Nakliyeci ve yardımcı son poşetleri de kamyona yükleyince dönüp sordu: “Ya bunlar?”

Bilgisayarımın, i-pad’imin, cep telefonumun bulunduğu çantayı gösteriyordu.

“Onu yanıma alacağım” dedim.

Bir başka paketi gösterdi: “Ya bunu?”

Sigaralarımın, çakmaklarımın, kibritlerimin bulunduğu paketti bu. “Onu da yanımda götüreceğim” cevabını verdim.

“Oh” çekti, gülümsedi: “Abi, zaten kamyonda adım atacak yer kalmadı…”

 

--- ---

 

“Pazar günü öğleden sonra Karşıyaka’da teslim ederim” dedi. Ekledi: “Yalnız bir sorun var. Biz sizinle anlaştığımızda mazotun litresi 37 liraydı. Şimdi 41 liraya çıktı. Kusura bakmayın, farkı ödeyeceksiniz.”

“Ne kadar” diye sordum, içim titreyerek. Hesapladı: “2.000 küsür lira farkediyor. Ama siz 2.500 lira ekleyin, Çünkü el emeği de var.”

Onca eşya yüklenmiş. Kabul etmeyeceksiniz de ne yapacaksınız?

Sineye çektik.

 

--- ---

 

Bir yandan da bankayla konuşuyorduk.

-Üç aylık kira ve iki aylık depozito bedeli hesaba geldi mi?

-Henüz değil.

Haydi, Irak Başkonsolosluğu’nu ara:

-Biz bankamıza ödeme talimatını gönderdik. Yarım saate kadar hesabınıza geçer.

-Hanımefendi, bir saate kadar yola çıkacağız. Para bu bir saatte hesapta olmazsa anahtarı teslim etmeyiz.
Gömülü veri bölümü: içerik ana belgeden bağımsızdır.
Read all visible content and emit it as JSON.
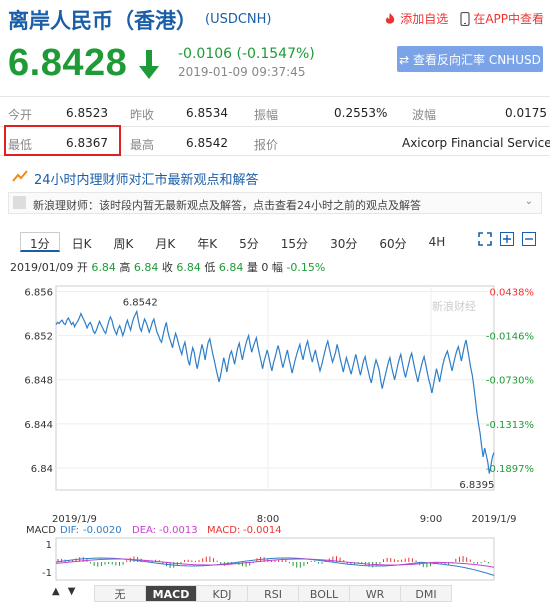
{
  "header": {
    "title": "离岸人民币（香港）",
    "code": "(USDCNH)",
    "add_watch": "添加自选",
    "app_view": "在APP中查看"
  },
  "quote": {
    "price": "6.8428",
    "change": "-0.0106 (-0.1547%)",
    "time": "2019-01-09 09:37:45",
    "reverse_button": "⇄ 查看反向汇率 CNHUSD"
  },
  "stats": [
    [
      {
        "label": "今开",
        "value": "6.8523"
      },
      {
        "label": "昨收",
        "value": "6.8534"
      },
      {
        "label": "振幅",
        "value": "0.2553%"
      },
      {
        "label": "波幅",
        "value": "0.0175"
      }
    ],
    [
      {
        "label": "最低",
        "value": "6.8367"
      },
      {
        "label": "最高",
        "value": "6.8542"
      },
      {
        "label": "报价",
        "value": "Axicorp Financial Services"
      }
    ]
  ],
  "expert": {
    "heading": "24小时内理财师对汇市最新观点和解答",
    "notice": "新浪理财师：该时段内暂无最新观点及解答，点击查看24小时之前的观点及解答"
  },
  "tabs": [
    "1分",
    "日K",
    "周K",
    "月K",
    "年K",
    "5分",
    "15分",
    "30分",
    "60分",
    "4H"
  ],
  "info": {
    "date": "2019/01/09",
    "open_label": "开",
    "open": "6.84",
    "high_label": "高",
    "high": "6.84",
    "close_label": "收",
    "close": "6.84",
    "low_label": "低",
    "low": "6.84",
    "volume_label": "量",
    "volume": "0",
    "amp_label": "幅",
    "amp": "-0.15%"
  },
  "chart_data": {
    "type": "line",
    "title": "",
    "ylim": [
      6.838,
      6.8565
    ],
    "y_ticks": [
      "6.856",
      "6.852",
      "6.848",
      "6.844",
      "6.84"
    ],
    "pct_ticks": [
      "0.0438%",
      "-0.0146%",
      "-0.0730%",
      "-0.1313%",
      "-0.1897%"
    ],
    "x_ticks": [
      "2019/1/9",
      "8:00",
      "9:00",
      "2019/1/9"
    ],
    "annotations": {
      "max": "6.8542",
      "min": "6.8395"
    },
    "watermark": "新浪财经",
    "line_color": "#2f7ec8",
    "series": [
      {
        "values": [
          6.853,
          6.8532,
          6.8531,
          6.8533,
          6.8534,
          6.8531,
          6.853,
          6.8534,
          6.8536,
          6.8533,
          6.853,
          6.8532,
          6.8528,
          6.8531,
          6.8533,
          6.8536,
          6.854,
          6.8537,
          6.8534,
          6.8531,
          6.8527,
          6.853,
          6.8532,
          6.8529,
          6.8524,
          6.8522,
          6.8525,
          6.8529,
          6.8533,
          6.853,
          6.8527,
          6.8524,
          6.8522,
          6.8528,
          6.8533,
          6.8537,
          6.8534,
          6.8528,
          6.8524,
          6.8521,
          6.8526,
          6.8529,
          6.8525,
          6.852,
          6.8524,
          6.853,
          6.8534,
          6.8529,
          6.8525,
          6.8531,
          6.8536,
          6.8539,
          6.8542,
          6.8534,
          6.8527,
          6.8524,
          6.853,
          6.8535,
          6.8532,
          6.8528,
          6.8523,
          6.8527,
          6.8532,
          6.8535,
          6.8529,
          6.8523,
          6.852,
          6.8516,
          6.8514,
          6.8521,
          6.8527,
          6.8532,
          6.8524,
          6.8518,
          6.8514,
          6.8509,
          6.8516,
          6.8522,
          6.8518,
          6.8512,
          6.8507,
          6.8503,
          6.851,
          6.8514,
          6.8506,
          6.8498,
          6.8493,
          6.8502,
          6.8509,
          6.8505,
          6.8496,
          6.849,
          6.8498,
          6.8505,
          6.8512,
          6.8506,
          6.8498,
          6.8507,
          6.8514,
          6.8517,
          6.851,
          6.8503,
          6.8497,
          6.849,
          6.8484,
          6.8478,
          6.8484,
          6.8492,
          6.85,
          6.8494,
          6.8487,
          6.8496,
          6.8503,
          6.8506,
          6.85,
          6.8494,
          6.8502,
          6.8509,
          6.8513,
          6.8505,
          6.8498,
          6.8505,
          6.8511,
          6.8516,
          6.852,
          6.8512,
          6.8505,
          6.851,
          6.8514,
          6.8518,
          6.851,
          6.8503,
          6.8497,
          6.849,
          6.8497,
          6.8502,
          6.8507,
          6.8501,
          6.8494,
          6.8488,
          6.8495,
          6.85,
          6.8506,
          6.8511,
          6.8505,
          6.8498,
          6.8491,
          6.8496,
          6.8502,
          6.8507,
          6.8499,
          6.8493,
          6.8486,
          6.8492,
          6.8498,
          6.8503,
          6.8508,
          6.8512,
          6.8504,
          6.8498,
          6.8505,
          6.8511,
          6.8515,
          6.8508,
          6.8502,
          6.8496,
          6.8502,
          6.8507,
          6.85,
          6.8494,
          6.8488,
          6.8493,
          6.8499,
          6.8505,
          6.8511,
          6.8515,
          6.8508,
          6.8502,
          6.8496,
          6.85,
          6.8505,
          6.8512,
          6.8506,
          6.8499,
          6.8493,
          6.8487,
          6.8494,
          6.85,
          6.8495,
          6.849,
          6.8485,
          6.8491,
          6.8497,
          6.8503,
          6.8497,
          6.849,
          6.8484,
          6.8491,
          6.8497,
          6.8501,
          6.8494,
          6.8488,
          6.8482,
          6.8477,
          6.8485,
          6.8492,
          6.8498,
          6.8494,
          6.8489,
          6.848,
          6.8472,
          6.8478,
          6.8484,
          6.849,
          6.8496,
          6.85,
          6.8492,
          6.8486,
          6.848,
          6.8486,
          6.8493,
          6.8499,
          6.8503,
          6.8495,
          6.8488,
          6.8482,
          6.8488,
          6.8494,
          6.85,
          6.8504,
          6.8497,
          6.849,
          6.8484,
          6.8478,
          6.8485,
          6.8491,
          6.8497,
          6.8501,
          6.8494,
          6.8487,
          6.848,
          6.8475,
          6.8468,
          6.8475,
          6.8483,
          6.849,
          6.8484,
          6.8478,
          6.8486,
          6.8493,
          6.8499,
          6.8503,
          6.8506,
          6.85,
          6.8494,
          6.8488,
          6.8495,
          6.8501,
          6.8506,
          6.851,
          6.8504,
          6.8497,
          6.8504,
          6.8511,
          6.8516,
          6.8508,
          6.85,
          6.8491,
          6.8484,
          6.8474,
          6.8462,
          6.845,
          6.844,
          6.8432,
          6.842,
          6.841,
          6.8418,
          6.8412,
          6.8405,
          6.8395,
          6.8402,
          6.841,
          6.8414
        ]
      }
    ]
  },
  "macd": {
    "label": "MACD",
    "dif_label": "DIF:",
    "dif": "-0.0020",
    "dea_label": "DEA:",
    "dea": "-0.0013",
    "macd_label": "MACD:",
    "macd": "-0.0014",
    "ticks": [
      "1",
      "-1"
    ]
  },
  "bottom_tabs": [
    "无",
    "MACD",
    "KDJ",
    "RSI",
    "BOLL",
    "WR",
    "DMI"
  ],
  "colors": {
    "green": "#1e9b36",
    "red": "#e33",
    "blue": "#1a5ea8"
  }
}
Iraklı kiracımız Ali Bey de bir kenarda bekliyordu. Çaresiz. Heyecanlı. Gergin.

Yarım saat geçti. Bankadan mesaj: “Depozite geldi. Kira bedelinden henüz haber yok!”

Sürekli saate bakıp dakikaları sayıyorduk.
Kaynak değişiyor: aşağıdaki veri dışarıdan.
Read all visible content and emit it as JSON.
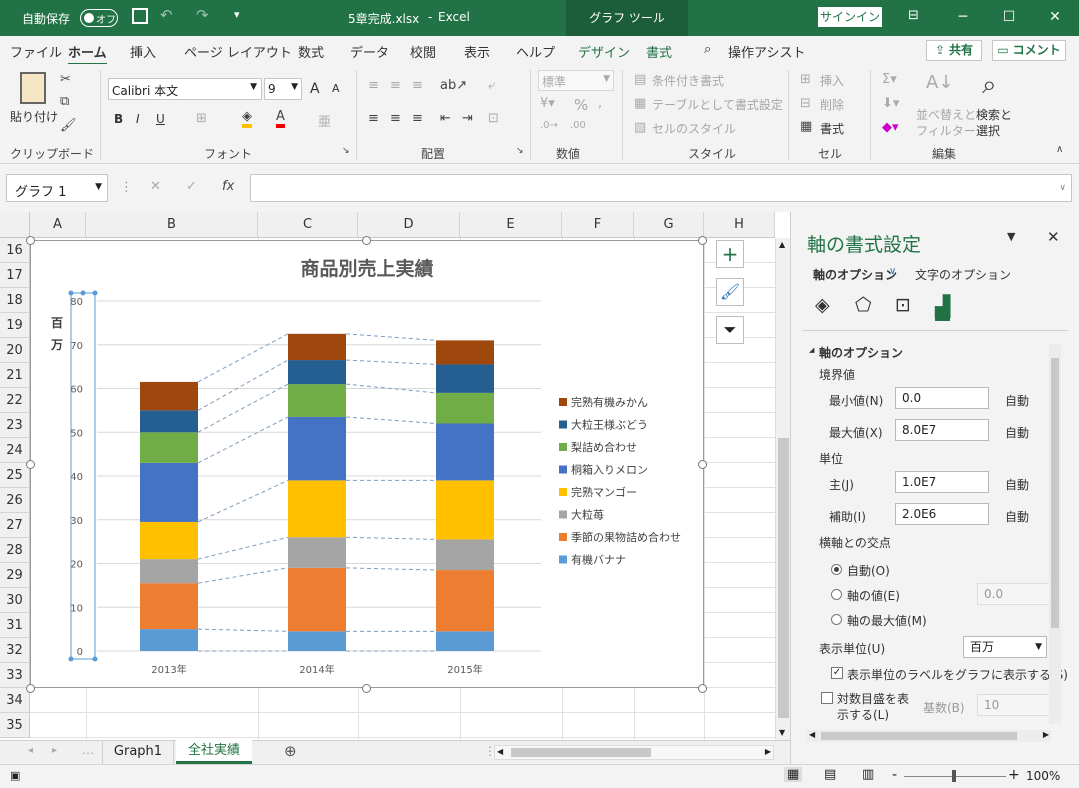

Bizim bankacımız aradı. Konuyu açayım.

Irak Başkonsolosluğu, Kuveyt Türk Bankası ile çalışıyordu. Bizim hesaplarımız ise QNB Finansbank’taydı. Bankacımız da orada çalışıyordu.

Bir süre sonra Başkonsolosluk’tan WhatsApp ile bankalarına gönderdikleri ödeme emrinin belgesi geldi. Ama hesabımıza geçtiğine ilişkin bilgi veya uyarı olmadan.

Bankacımıza o belgeyi gönderdik. Cevap: “Bankaların pis numaraları bunlar. Parayı mümkün olduğunca tutmak için geciktirip dururlar. Paranız belli ki onların bankasına yatmış. Ama onlar size bu gece yarısına doğru havale edecekler. Yalnız korkmayın, para mutlaka hesabınıza geçecek.”

Aldı mı beni bir panik?

Kiracımızı da!

Soğukkanlılıkla düşünmeye, muhakeme yürütmeye çalıştım. Önümüzde iki seçenek vardı:

1-Ya bankacımıza inanıp tüm riski göze alarak kiracımıza anahtarları teslim edip yola çıkacaktık.

2-Ya da yolculuğumuzu en az üç gün erteleyecektik. Çünkü ertesi gün Cumartesi’ydi, bir sonraki gün de Pazar. Bankalar kapalıydı. En erken Pazartesi sabahı hesabımıza havale yapılabilecekti.

Bizi Karşıyaka’ya götürecek aracın şoförü de sabırsızlanıp duruyordu.

 

--- ---

 

Sonunda bocalamadan kurtulup “Gidelim” dedim şoföre. “Yolcu yolunda gerek…”

Kiracıya da evin anahtarlarını uzattım: “Güle güle oturun. Sağlıkla, mutlulukla.”

Ve ben, eşim, küçük oğlum (Küçük dediğime bakmayın, 39 yaşında!) ve de köpeğimiz Baby yola çıktık.

Herhalde 5-6, bilemediniz 7 saat sonra Karşıyaka’ya varacaktık.